Como já pude dizer aqui cerca de dois anos antes das manifestações de 2013, para neutralizar o potencial transformador da lógica da rua, os oligarcas da lógica de palácio passaram a propagar com ênfase crescente os poderes milagrosos de uma Reforma Política, contando com o apoio entusiasmado dos inocentes úteis de plantão para lograr acomodar o desejo de mudança das ruas na bitola estreita de um novo arranjo palaciano destinado a dar sobrevida à ordem da desigualdade. Em contrapartida, parte da autointitulada esquerda marxista (pobre Marx), adversária sincera da ordem desigualitária, pretende submeter a diversidade de forças que inerva a lógica da rua ao ritmo cansado do anacrônico motor da “luta de classes”, cuja manivela de partida, perdida entre os escombros dos morticínios industriais do início do século XX, nossos empenhados amigos jamais desistem de tentar reencontrar. Os primeiros, acertada e infelizmente, entendem que é possível neutralizar as ruas a ponto de que nada aconteça; os segundos, fantasiosa e danosamente, supõem poder dirigir as ruas segundo sujeitos pré-figurados inconsistentes na direção da derrubada da ordem enquanto tal.

E meio à barafunda reinante, pode-se dizer que aquilo que se entende pela tal Reforma tem três eixos principais: o modelo eleitoral, o sistema partidário e o financiamento de campanhas eleitorais. Essa relojoaria institucional genuinamente $ui$$a, destinada a concatenar num conjunto final as variadas propostas para cada um desses três eixos, teria como alegados objetivos principais: aproximar representantes de representados; fortalecer, quando não criar, uma ordem política baseada em (poucos) partidos programáticos; e diminuir, quando não acabar, a corrupção. Tudo naturalmente culminando na grande apoteose cívica de um plebiscito ou de um referendo, pois nada se decidirá sem o povo.

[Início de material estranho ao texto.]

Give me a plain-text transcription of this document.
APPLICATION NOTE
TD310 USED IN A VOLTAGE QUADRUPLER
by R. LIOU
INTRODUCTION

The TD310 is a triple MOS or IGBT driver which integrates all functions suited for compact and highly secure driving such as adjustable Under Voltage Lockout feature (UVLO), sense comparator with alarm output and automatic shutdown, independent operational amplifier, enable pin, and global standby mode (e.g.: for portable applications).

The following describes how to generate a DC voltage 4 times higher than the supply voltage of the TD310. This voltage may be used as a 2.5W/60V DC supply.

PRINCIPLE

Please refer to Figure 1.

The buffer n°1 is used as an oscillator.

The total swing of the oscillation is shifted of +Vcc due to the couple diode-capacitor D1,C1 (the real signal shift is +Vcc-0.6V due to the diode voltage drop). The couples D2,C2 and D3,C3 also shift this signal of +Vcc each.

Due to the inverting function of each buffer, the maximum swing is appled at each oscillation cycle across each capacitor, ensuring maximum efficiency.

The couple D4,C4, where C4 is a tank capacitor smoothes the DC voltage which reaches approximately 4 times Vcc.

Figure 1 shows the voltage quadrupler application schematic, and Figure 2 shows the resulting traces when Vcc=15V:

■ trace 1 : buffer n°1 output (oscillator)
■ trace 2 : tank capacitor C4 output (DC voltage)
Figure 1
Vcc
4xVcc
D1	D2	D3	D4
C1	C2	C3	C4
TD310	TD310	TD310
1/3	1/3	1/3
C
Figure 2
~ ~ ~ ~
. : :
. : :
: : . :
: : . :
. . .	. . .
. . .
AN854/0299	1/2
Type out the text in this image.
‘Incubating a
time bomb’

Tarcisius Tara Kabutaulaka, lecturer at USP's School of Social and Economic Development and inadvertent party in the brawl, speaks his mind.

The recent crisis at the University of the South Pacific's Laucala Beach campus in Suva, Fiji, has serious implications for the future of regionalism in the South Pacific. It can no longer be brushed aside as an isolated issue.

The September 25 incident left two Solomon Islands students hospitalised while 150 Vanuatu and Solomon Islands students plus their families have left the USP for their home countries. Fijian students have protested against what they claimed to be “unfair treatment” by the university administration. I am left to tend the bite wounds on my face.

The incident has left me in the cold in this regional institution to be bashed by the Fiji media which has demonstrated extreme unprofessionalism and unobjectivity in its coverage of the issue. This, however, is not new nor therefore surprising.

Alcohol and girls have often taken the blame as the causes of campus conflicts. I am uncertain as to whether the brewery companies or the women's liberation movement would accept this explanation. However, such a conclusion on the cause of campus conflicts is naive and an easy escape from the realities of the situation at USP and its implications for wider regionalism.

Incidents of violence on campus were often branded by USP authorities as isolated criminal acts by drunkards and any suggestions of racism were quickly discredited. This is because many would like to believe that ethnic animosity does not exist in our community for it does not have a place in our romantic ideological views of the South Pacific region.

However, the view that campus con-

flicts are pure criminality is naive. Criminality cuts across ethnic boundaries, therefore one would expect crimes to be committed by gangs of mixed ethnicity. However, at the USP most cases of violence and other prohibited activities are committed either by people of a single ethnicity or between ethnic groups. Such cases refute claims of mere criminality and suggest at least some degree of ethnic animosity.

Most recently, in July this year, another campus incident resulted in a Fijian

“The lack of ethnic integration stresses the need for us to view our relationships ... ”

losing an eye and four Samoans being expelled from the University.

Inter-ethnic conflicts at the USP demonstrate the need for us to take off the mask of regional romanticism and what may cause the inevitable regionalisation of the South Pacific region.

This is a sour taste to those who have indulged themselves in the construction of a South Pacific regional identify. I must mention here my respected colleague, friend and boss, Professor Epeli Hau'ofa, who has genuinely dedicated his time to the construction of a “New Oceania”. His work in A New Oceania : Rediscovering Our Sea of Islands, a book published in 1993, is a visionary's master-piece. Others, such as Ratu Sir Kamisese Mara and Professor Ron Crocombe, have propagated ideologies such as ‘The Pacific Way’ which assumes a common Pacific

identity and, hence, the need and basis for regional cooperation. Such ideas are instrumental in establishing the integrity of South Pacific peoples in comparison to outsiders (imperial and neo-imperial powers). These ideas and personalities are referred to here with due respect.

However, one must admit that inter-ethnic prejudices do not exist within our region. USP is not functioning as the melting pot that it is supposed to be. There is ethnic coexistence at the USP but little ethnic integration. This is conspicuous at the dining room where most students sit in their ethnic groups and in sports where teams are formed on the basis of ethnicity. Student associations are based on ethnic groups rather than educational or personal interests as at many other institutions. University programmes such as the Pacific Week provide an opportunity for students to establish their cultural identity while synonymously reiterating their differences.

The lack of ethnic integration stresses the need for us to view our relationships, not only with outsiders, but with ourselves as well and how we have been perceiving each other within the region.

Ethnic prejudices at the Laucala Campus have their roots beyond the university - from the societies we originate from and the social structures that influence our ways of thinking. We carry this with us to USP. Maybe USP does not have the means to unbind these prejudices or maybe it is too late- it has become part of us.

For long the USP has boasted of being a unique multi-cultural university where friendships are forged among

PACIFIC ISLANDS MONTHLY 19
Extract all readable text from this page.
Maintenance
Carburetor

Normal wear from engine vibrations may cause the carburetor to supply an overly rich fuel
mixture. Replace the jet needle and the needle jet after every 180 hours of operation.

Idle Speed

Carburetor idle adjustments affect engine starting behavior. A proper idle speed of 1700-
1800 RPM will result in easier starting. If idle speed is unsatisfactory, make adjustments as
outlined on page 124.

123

Considerando que em todo o mundo das chamadas democracias ocidentais, em que se podem encontrar os mais diferentes e criativos arranjos institucionais dos três eixos da nossa alardeada Reforma, a crise de representação só faz crescer, a existência de partidos programáticos é só uma quimera e a corrupção é uma prática política onipresente, considerando essas verdades inconvenientes, parece que não há nenhuma base factual para imaginar que a solução para qualquer um de nossos problemas sairá de um rearranjo na lógica de palácio que, quando muito, traria aos mesmos políticos profissionais o “desafio” de se acostumarem a novas rotinas de superfície. Para quem se interessa por argumentos detidos contra cada uma dessas mudanças, na categoria REFORMA POLÍTICA deste blog há textos tratando pormenorizadamente dos vários aspectos desse assunto: voto distrital ou em lista; cláusulas de barreira e exigências programáticas; financiamento público de campanhas eleitorais; fim do voto obrigatório (sou contra, pois seria a porteira para introduzir desestímulo crescente à participação dos mais fracos, que é tudo o que querem os que já são fortes).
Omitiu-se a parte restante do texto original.